Organisations that choose the middle ground risk wasting their
IT budget on incremental modernisation for little gain, said the
analyst.
"Far from being fast followers, companies in between the two
options will be ditherers or laggards who waste their IT budget on
incremental modernisation, which will have little or no consequence
for their business," said Alistair Newton, a Gartner analyst.

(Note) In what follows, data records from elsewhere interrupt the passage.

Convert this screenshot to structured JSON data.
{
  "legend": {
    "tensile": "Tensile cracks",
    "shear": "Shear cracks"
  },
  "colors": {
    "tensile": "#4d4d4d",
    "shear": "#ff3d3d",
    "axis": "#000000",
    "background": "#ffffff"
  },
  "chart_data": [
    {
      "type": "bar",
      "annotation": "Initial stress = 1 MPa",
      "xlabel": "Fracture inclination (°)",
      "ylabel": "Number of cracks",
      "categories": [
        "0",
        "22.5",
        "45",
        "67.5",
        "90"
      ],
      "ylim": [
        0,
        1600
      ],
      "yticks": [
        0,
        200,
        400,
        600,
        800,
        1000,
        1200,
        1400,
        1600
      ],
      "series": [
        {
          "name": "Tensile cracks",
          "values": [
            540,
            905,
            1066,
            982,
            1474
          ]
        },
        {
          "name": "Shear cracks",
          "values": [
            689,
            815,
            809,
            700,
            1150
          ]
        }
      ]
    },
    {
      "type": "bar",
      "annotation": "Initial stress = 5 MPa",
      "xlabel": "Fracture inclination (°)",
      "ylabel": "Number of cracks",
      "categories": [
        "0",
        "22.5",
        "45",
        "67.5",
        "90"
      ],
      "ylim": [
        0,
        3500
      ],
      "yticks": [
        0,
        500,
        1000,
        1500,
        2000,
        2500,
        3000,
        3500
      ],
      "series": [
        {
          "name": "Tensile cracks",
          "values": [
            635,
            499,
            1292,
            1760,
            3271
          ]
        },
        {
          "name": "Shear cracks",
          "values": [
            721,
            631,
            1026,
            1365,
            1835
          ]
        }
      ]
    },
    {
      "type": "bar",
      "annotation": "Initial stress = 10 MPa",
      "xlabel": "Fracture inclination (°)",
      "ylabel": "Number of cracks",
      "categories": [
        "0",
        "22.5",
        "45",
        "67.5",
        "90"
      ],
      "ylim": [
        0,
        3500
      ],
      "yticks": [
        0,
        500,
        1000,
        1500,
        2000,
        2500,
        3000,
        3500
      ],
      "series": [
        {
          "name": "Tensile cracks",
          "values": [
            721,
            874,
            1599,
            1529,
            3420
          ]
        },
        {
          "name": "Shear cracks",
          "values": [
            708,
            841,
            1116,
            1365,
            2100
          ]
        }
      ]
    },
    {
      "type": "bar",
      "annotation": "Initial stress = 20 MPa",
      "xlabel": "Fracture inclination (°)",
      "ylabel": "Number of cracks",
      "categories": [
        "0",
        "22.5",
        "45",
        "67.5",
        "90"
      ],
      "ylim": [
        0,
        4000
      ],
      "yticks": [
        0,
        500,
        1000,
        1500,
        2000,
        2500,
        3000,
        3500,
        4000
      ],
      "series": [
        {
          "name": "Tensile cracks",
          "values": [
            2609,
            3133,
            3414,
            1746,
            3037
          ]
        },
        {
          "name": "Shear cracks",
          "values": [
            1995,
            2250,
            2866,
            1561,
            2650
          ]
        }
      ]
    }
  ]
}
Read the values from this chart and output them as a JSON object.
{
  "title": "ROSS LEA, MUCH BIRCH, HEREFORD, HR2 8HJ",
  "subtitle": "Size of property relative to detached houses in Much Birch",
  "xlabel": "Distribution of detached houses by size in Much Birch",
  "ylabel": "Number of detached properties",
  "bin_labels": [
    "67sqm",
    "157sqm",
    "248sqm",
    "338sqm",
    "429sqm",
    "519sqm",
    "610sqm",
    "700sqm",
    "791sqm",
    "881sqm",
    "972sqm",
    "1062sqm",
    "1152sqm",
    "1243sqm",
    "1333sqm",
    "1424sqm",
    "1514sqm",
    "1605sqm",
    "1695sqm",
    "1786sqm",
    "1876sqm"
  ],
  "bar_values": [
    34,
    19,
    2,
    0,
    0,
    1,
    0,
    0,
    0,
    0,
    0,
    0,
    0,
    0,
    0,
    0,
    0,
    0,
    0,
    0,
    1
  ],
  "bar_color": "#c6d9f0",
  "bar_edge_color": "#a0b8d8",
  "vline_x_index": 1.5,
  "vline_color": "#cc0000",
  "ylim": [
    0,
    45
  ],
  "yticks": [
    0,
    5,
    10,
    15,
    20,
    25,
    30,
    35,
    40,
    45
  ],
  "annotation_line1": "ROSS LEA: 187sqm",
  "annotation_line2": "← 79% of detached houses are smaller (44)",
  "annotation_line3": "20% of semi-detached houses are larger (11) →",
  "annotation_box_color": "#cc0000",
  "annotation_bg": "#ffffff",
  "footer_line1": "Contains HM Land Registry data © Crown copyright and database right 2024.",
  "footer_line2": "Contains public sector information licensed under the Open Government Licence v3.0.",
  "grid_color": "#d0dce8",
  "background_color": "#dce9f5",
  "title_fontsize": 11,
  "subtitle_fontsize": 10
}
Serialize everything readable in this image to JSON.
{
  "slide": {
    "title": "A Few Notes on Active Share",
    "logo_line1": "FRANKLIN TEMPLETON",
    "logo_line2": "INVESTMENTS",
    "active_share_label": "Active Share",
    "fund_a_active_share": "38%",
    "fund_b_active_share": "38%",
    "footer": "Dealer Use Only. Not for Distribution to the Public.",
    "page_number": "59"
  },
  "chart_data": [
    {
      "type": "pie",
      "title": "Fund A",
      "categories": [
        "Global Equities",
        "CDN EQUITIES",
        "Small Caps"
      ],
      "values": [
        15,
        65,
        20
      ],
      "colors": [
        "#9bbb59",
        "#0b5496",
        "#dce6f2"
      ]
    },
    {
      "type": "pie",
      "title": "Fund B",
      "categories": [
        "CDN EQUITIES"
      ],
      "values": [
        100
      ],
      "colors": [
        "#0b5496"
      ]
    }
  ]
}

Newton provided an outlook on how financial services
organisations can innovate during the Gartner Symposium/ITxpo 2008
in Cannes this week.
Gartner said that organisations that hibernate are making a
conscious decision to prepare for survival by avoiding IT change
until absolutely necessary.
They take a short- to medium-term approach, keeping their
systems running for the absolute minimum cost while building up a
war-chest of savings for later use on smart, innovative activities
as and when market conditions improve.
Gartner defines companies that innovate as being at the leading
edge of technology and they embrace the big bang approach. They
develop accurate cost-benefit models that link IT changes to
business metrics so that they can quantify benefits and justify the
radical transformations they encourage.
Newton said, "Financial services companies need to continually
assess the external market, especially in today's current turbulent
situation. Many new competitors - including non-banks looking to
enter the financial services market - see the confusion and
uncertainty generated by the current problems as the ideal
opportunity to attack the banks and steal their customers.
"Banks need to be aware of this threat and adopt the appropriate
response, taking into account their own capabilities and desires to
defend their customers from acquisitive aggressors," he said.